No More Interest Payments

  • If you are carrying a balance, paying off that balance will mean you are no longer paying interest on those debt obligations. So, you’ll save more money on interest payments which is a tremendous benefit. Revolving lines of credit have the worst associated APR’s in terms of debt so eliminating the worst interest rate accounts in your credit portfolio will also be another plus.

Displaying Financial Responsibility

  • You are displaying financial responsibility and your ability to repay the debt back is a great thing for your credit worthiness.

Better Utilization Rate

  • You are lowering the utilization rate on your lines of credit. This is the second most important factor in regards to your credit. Utilization accounts for 30% of your credit score. It might seem counterintuitive, but those who have the most “available credit” and do not utilize it to their full potential, are typically the consumers with the best credit.

Better Balance Sheet

  • Less payments to worry about overall once you completely bring down the balance to $0. This will add some simplicity to your life and mean you have less bills to worry about overall.

What’s in a Credit Score?

In general, your credit score defines your ability to pay back any debt obligations. Lenders use this score to gauge how likely it is that they will receive repayment of any loans, etc.

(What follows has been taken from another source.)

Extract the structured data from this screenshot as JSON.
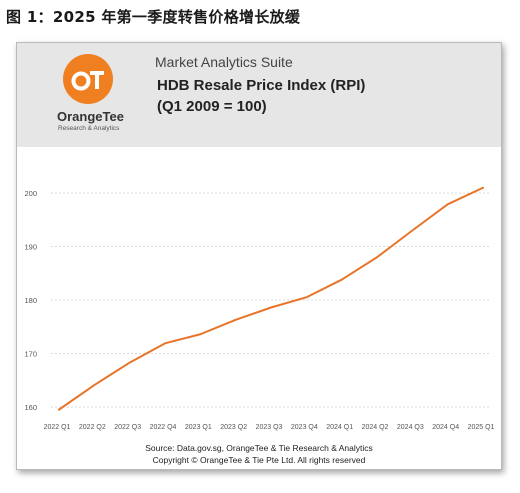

  • Payment history – Accounts for 35% of your score (make sure to avoid late payments and always remain current on your debt obligations to keep this as high as possible).
  • Credit Utilization – Accounts for 30% of your score (how much credit you use versus how much you have available).
  • Length of Credit History – Accounts for 15% of your score (the longer you have established lines of credit, the larger the boost to your credit worthiness).
  • New Credit – Accounts for 10% of your score (avoid opening multiple lines of credit as lenders will typically view this is a red flag).
  • Credit Diversity – Accounts for 10% of your score (this factor is dependent on how diverse your credit portfolio is). It helps to have auto loans, credit cards, mortgages and other types of debt. Secured debt is generally considered to be the best kind of debt to carry.

No, It Will Never Hurt You

It’s always a good idea to pay down debt. This can never hurt your score. A myth here might be that you need to have debt or a balance to maintain credit but that is simply false. You should always keep all lines of credit active because letting your accounts go inactive can be bad for your credit, but this doesn’t mean that you have to have debt in order to do so. Paying down debt will always be good for your credit because you are repaying what you borrowed and are demonstrated financial responsibility to all applicable lenders.

Best Way to Boost Your Score

The best way to boost your credit score is by improve the points mentioned above. The difference between someone that has “fair credit” and “exceptional credit” is typically dependent on the utilization rate. Many consumers can demonstrate good payment history and do not miss payments but many often forget to demonstrate a good utilization rate by making less use of their available credit.

Otherwise you can also use self-reporting methods like Experian boost, successfully finish repaying any loans that are near the end of the amortization, get increases in your total credit availability to increase your utilization, etc. You can also look towards opening a secured credit card in order to help diversify your credit portfolio.